Launching into a scathing attack on Theresa May’s Government on Peston on Sunday, Mr Lammy said: “I met people yesterday who had been given £10. They have lost everything.

“Why are we behaving like this is Victorian England, where charity steps in, people step in, but we don’t have local government able to coordinate?

“Let me say, we know how to do this. We did it after the riots, we do it after floods. You have got to ask why these people in Kensington and Chelsea are not getting it. What’s different to them than exists in the rest of the country? It’s an outrage, it’s a scandal, it’s appalling.”

The council has received continued criticism for their response to the fire. There is said to be a complete lack of coordination from both the Government and the council, with local residents’ association representatives saying some families are still sleeping on floors in local centres four days after the deadly inferno. What’s more, a volunteer helping with relief efforts said the council has yet to respond to more than 130 offers to rehouse people who were forced to flee the burning building.

Nisha Parti, a film producer who has been a leading volunteer, said: “Kensington and Chelsea are giving £10 to the survivors when they go to the hotels – a tenner – there is money pouring in from all these amazing volunteers. We can’t get access to this money.”

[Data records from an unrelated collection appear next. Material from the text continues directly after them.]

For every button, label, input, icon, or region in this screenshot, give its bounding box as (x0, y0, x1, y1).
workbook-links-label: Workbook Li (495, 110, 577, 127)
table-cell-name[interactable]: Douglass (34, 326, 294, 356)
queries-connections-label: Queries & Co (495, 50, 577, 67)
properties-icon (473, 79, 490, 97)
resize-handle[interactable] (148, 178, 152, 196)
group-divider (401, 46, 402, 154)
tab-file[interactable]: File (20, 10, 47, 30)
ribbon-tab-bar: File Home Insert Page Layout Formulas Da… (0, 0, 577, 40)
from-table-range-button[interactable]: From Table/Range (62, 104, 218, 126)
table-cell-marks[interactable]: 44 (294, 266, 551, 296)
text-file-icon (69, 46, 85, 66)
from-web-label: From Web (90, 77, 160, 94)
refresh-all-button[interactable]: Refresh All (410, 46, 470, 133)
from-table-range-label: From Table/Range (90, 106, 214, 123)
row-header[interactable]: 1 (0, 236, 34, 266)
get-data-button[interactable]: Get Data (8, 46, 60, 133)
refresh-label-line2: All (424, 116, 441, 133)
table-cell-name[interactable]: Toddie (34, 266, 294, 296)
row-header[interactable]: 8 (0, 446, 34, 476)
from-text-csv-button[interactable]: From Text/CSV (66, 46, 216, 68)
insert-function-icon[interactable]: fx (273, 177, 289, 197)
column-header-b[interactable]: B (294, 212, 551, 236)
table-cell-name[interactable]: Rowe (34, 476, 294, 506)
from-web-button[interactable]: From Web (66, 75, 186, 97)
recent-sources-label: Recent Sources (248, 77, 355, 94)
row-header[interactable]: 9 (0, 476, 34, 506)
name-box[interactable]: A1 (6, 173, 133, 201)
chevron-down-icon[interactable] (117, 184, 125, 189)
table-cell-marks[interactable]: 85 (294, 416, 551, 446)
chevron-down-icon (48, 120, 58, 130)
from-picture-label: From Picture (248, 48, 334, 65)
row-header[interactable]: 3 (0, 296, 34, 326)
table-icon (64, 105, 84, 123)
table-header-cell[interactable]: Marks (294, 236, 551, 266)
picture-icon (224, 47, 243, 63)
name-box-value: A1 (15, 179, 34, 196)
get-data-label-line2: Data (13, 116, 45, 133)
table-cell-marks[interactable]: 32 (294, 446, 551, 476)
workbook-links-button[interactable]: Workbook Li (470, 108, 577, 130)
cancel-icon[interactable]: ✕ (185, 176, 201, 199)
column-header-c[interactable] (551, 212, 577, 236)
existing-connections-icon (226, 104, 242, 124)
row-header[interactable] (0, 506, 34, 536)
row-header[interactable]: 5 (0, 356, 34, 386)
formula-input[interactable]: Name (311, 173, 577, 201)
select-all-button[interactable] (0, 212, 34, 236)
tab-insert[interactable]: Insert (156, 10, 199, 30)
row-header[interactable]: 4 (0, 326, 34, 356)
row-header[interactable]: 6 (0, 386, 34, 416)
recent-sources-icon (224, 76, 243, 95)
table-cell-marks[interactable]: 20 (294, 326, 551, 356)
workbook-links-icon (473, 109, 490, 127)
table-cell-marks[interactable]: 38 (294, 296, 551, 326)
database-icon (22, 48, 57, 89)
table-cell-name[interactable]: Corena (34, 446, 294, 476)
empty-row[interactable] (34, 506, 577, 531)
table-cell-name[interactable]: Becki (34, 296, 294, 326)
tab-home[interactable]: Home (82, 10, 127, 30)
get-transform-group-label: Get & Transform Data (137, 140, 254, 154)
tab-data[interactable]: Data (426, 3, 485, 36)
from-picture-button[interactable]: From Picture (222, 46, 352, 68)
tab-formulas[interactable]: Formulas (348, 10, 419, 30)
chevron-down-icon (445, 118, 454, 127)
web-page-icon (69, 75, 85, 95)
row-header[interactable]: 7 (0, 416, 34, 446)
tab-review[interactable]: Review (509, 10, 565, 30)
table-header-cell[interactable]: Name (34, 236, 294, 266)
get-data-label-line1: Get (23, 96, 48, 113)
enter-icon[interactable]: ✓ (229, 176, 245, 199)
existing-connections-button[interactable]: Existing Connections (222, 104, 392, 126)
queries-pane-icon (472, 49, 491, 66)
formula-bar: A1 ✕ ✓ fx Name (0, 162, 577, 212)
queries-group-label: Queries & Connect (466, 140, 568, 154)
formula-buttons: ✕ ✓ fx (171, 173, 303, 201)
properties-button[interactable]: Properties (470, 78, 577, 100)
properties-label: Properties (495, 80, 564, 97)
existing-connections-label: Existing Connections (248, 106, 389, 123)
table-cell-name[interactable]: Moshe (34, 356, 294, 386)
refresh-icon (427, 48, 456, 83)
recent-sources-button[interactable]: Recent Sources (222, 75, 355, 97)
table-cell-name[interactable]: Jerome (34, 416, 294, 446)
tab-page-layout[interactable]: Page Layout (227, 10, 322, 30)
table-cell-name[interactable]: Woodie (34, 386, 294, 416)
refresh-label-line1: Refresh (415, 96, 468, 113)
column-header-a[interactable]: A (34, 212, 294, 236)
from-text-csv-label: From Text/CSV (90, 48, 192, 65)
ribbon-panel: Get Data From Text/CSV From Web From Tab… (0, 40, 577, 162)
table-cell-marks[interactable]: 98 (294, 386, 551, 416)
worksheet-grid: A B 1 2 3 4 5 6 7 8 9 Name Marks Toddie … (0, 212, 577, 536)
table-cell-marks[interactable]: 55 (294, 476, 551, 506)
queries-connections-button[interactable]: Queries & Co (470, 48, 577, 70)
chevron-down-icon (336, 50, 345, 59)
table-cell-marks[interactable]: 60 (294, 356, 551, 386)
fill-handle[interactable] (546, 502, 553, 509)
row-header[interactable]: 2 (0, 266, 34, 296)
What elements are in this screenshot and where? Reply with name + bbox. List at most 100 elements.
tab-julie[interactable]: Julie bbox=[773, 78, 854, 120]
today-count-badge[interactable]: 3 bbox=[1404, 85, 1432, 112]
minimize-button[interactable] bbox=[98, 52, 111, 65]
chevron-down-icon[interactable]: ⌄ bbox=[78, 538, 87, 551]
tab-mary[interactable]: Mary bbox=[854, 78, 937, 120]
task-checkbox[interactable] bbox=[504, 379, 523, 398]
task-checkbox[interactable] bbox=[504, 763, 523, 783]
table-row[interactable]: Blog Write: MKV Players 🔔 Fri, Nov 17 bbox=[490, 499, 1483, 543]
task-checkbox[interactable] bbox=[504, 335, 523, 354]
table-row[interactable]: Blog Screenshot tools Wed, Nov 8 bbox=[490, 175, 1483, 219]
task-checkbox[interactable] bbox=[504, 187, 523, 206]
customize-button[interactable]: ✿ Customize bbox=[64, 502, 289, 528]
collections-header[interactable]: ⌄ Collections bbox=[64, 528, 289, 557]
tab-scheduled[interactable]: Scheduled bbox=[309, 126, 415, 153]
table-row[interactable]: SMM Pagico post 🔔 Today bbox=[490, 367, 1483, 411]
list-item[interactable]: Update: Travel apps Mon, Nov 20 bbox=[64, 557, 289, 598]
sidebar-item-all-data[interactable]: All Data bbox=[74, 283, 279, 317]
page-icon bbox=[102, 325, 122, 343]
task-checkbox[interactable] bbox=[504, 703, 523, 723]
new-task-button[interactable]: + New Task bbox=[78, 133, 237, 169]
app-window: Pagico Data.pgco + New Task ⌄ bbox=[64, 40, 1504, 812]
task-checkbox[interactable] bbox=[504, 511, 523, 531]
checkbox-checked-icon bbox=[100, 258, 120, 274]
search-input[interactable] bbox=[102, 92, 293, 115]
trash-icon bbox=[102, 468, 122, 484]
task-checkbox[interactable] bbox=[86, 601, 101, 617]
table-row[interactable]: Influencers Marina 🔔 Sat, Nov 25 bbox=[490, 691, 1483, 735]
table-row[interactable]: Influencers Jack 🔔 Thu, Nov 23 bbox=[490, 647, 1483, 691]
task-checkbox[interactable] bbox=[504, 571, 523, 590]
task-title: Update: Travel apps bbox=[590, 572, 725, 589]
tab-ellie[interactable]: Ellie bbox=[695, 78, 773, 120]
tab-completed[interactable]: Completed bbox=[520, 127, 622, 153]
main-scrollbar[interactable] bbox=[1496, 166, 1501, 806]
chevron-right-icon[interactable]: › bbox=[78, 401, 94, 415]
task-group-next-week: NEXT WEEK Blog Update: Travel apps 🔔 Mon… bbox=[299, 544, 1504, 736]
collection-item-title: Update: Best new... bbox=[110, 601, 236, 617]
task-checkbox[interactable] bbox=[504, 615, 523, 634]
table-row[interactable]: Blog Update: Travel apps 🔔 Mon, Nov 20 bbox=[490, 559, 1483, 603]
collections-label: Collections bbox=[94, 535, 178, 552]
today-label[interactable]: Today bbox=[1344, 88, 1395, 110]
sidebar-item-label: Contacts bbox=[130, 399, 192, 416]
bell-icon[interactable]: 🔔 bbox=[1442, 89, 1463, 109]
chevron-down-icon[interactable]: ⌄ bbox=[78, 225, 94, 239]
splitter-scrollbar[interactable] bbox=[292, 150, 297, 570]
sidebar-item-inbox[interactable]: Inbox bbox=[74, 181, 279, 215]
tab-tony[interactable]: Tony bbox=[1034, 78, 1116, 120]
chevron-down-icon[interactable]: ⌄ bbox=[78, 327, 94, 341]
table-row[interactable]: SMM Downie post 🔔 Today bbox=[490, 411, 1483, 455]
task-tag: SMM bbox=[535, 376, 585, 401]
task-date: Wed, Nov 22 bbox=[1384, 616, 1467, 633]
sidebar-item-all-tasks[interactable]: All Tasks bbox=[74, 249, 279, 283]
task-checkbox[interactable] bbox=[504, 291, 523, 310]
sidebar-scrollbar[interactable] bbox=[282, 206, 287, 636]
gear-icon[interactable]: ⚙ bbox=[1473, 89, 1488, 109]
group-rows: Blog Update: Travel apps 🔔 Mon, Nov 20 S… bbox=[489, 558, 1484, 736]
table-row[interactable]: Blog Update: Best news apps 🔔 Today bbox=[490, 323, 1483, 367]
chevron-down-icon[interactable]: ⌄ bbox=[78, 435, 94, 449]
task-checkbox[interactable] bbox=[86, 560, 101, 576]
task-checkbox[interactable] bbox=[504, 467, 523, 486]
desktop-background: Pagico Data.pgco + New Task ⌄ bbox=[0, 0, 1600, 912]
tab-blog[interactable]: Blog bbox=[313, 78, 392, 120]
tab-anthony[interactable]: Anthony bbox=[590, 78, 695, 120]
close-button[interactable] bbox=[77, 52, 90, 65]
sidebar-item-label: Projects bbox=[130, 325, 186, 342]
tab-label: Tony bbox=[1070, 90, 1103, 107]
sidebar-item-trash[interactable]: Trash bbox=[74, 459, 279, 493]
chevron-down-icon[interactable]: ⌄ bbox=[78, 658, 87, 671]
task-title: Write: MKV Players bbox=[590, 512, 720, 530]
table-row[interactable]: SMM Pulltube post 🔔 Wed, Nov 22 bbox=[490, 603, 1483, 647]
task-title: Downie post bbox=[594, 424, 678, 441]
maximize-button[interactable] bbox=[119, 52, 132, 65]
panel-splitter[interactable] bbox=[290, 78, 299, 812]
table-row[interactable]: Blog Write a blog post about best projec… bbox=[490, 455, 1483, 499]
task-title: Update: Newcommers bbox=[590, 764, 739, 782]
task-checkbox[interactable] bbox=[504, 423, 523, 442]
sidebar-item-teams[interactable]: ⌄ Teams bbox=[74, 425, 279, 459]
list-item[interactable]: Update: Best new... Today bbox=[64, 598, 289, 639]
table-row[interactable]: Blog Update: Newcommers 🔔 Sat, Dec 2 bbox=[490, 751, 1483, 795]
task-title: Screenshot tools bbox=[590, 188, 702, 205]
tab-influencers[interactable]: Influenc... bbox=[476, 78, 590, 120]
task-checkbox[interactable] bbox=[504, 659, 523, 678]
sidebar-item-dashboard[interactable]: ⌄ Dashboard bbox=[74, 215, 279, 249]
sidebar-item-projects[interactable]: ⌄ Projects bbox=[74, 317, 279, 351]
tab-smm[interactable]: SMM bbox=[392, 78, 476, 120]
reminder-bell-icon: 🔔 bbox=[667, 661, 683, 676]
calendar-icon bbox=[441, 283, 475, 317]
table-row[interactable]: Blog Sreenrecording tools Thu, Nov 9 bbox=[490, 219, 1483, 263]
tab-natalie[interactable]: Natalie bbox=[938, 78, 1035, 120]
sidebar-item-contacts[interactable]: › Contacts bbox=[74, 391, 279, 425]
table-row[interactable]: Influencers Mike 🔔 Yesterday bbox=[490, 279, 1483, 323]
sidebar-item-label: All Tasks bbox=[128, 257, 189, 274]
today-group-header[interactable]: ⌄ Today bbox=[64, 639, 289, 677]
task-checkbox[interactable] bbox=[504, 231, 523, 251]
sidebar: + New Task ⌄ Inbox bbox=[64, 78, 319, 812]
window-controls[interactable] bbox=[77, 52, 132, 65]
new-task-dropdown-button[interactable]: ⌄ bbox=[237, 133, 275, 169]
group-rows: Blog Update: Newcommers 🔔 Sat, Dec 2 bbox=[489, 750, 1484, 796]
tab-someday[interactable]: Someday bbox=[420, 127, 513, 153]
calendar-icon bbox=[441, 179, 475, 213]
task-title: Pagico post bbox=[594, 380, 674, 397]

As Londoners’ grief has turned into anger and protests have erupted, Mr Lammy has remained one of the most openly critical and damning politicians to respond to the devastating fire which ravaged the 24-storey west London tower block in the early hours of Wednesday morning.

The politician first spoke out to say a “dear friend” who lived in the burning building was missing. Khadija Saye, a 24-year-old photographer who was a mentee of the MP’s wife, has now been confirmed dead.

Mr Lammy broke down in tears while talking about her death in an interview. Ms Saye shared a 20th floor flat with her Gambian mother Mary Mendy who is still missing after the blaze.

“My friend who lost her life was a talented artist, but she was a young, black woman making her way in this country and she absolutely had no power, or locus, or agency. She had not yet achieved that in her life,” he said.

“She’d done amazing things: gone to university, the best in her life. But she’s died with her mother on the 22nd floor of a building. And it breaks my heart that that’s happening in Britain in 2017. Breaks my heart.

“This is a tale of two cities. This is what Dickens was writing about in the century before last, and it’s still here in 2017.”

Mr Lammy has called on Theresa May and the Metropolitan Police to immediately seize all pertinent Grenfell Tower documents.

The politician explained that after speaking to residents, he became aware fear of a cover-up is rising, and it is imperative the Prime Minister and investigators ensure all relevant documents are safeguarded.

“Within the community, trust in the authorities is falling through the floor and a suspicion of a cover-up is rising,” he said.

“The Prime Minister needs to act immediately to ensure that all evidence is protected so that everyone culpable for what happened at Grenfell Tower is held to account and feels the full force of the law.

“We need urgent action now to make sure that all records and documents relating to the refurbishment and management of Grenfell Tower are protected.”

He argued that justice can only be achieved if all records – emails, minutes of meetings, correspondence with contractors, safety assessments, specifications and reports – are kept safe.

“When the truth comes out about this tragedy we may find that there is blood on the hands of a number of organisations,” he added. “At this stage, it is my grave concern that the families of Grenfell Tower will not get justice if documents are being quietly destroyed and shredded and emails are being deleted.”

While police hold the power to seize all documents, Section 35 of the Public Inquiry Act which turns the destruction of any documents into a criminal offence, does not apply until a chairman is appointed and the terms of reference are established.

Police say 58 people are still missing after the devastating fire and are presumed dead. Commander Stuart Cundy of the Metropolitan Police warned the death toll could increase yet further.

At 58 casualties, it would make the Grenfell Tower blaze the deadliest in the capital since World War II.